ObjectivesThe aims of this study were to investigate the ability of the strain Arthrobacter sp. SF27 (=VKM Ac-2063) to degrade PAEs (specifically, dibutyl phthalate (DBF)); to annotate the complete genome of the strain SF27 (GenBank accession number GCA_012952295); to identify genes (gene clusters) potentially involved in the degradation of DBF and its major degradation product, phthalic acid (PA).
MethodsThe ability of the strain SF27 to use DBP as the only source of carbon and energy was determined by cultivating it on a mineral medium containing 0.5–4 g/L DBP. The evaluation of the bacterial decomposition of DBP was carried out by GC-MS. The genome was annotated using the JGI Microbial Genome Annotation Pipeline (MGAP) (https://jgi.doe.gov/). Functional annotation was performed using various databases: KEGG, COG, NCBI, and GO. The Mauve program was used to compare the strain SF27 genome and the genomes of the closest DBP-degrading strains.

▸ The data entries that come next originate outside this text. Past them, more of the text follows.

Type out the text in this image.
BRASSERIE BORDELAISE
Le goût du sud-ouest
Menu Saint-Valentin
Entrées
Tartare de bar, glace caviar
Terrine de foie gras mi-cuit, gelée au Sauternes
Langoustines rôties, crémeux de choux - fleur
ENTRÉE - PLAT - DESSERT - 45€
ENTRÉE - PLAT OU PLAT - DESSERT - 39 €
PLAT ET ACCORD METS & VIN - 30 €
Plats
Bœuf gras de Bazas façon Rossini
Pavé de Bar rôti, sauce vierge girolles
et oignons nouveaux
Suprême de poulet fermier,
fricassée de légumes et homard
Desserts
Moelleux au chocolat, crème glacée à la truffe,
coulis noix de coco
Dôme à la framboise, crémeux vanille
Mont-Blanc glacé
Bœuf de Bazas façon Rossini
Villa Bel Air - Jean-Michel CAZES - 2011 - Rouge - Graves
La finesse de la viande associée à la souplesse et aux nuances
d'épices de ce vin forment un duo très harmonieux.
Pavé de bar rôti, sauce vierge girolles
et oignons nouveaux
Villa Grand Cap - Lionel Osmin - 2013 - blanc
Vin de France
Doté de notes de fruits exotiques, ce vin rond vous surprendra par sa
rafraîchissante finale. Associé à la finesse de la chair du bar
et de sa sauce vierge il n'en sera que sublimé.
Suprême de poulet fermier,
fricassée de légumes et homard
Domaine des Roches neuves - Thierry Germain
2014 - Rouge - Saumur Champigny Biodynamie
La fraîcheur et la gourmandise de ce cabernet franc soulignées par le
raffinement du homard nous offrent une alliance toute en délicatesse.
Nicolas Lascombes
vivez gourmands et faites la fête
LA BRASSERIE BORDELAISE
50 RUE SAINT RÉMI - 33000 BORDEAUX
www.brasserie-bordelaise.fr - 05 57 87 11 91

ResultsThe strain Arthrobacter sp. SF27 is capable of growing on DBP as the sole source of carbon and energy at high concentrations (up to 4 g/L). The strain was able to degrade 60% of DBP (initial concentration of 1 g/L) and 20% of DBP (initial concentration of 3 g/L) within 72 hours. The genome analysis of the strain SF27 (GenBank accession number GCA_012952295) identified genes encoding hydrolases potentially involved in the initial stages of DBP degradation, leading to the formation of PA. Additionally, a cluster of pht genes encoding enzymes that are responsible for the transformation of PA into protocatechuic acid (PCA) has been identified and described in the genome. Based on genome analysis and cultural experiments, a complete pathway for the degradation of PA by the strain Arthrobacter sp. SF27 into basal metabolic compounds of the cell has been proposed.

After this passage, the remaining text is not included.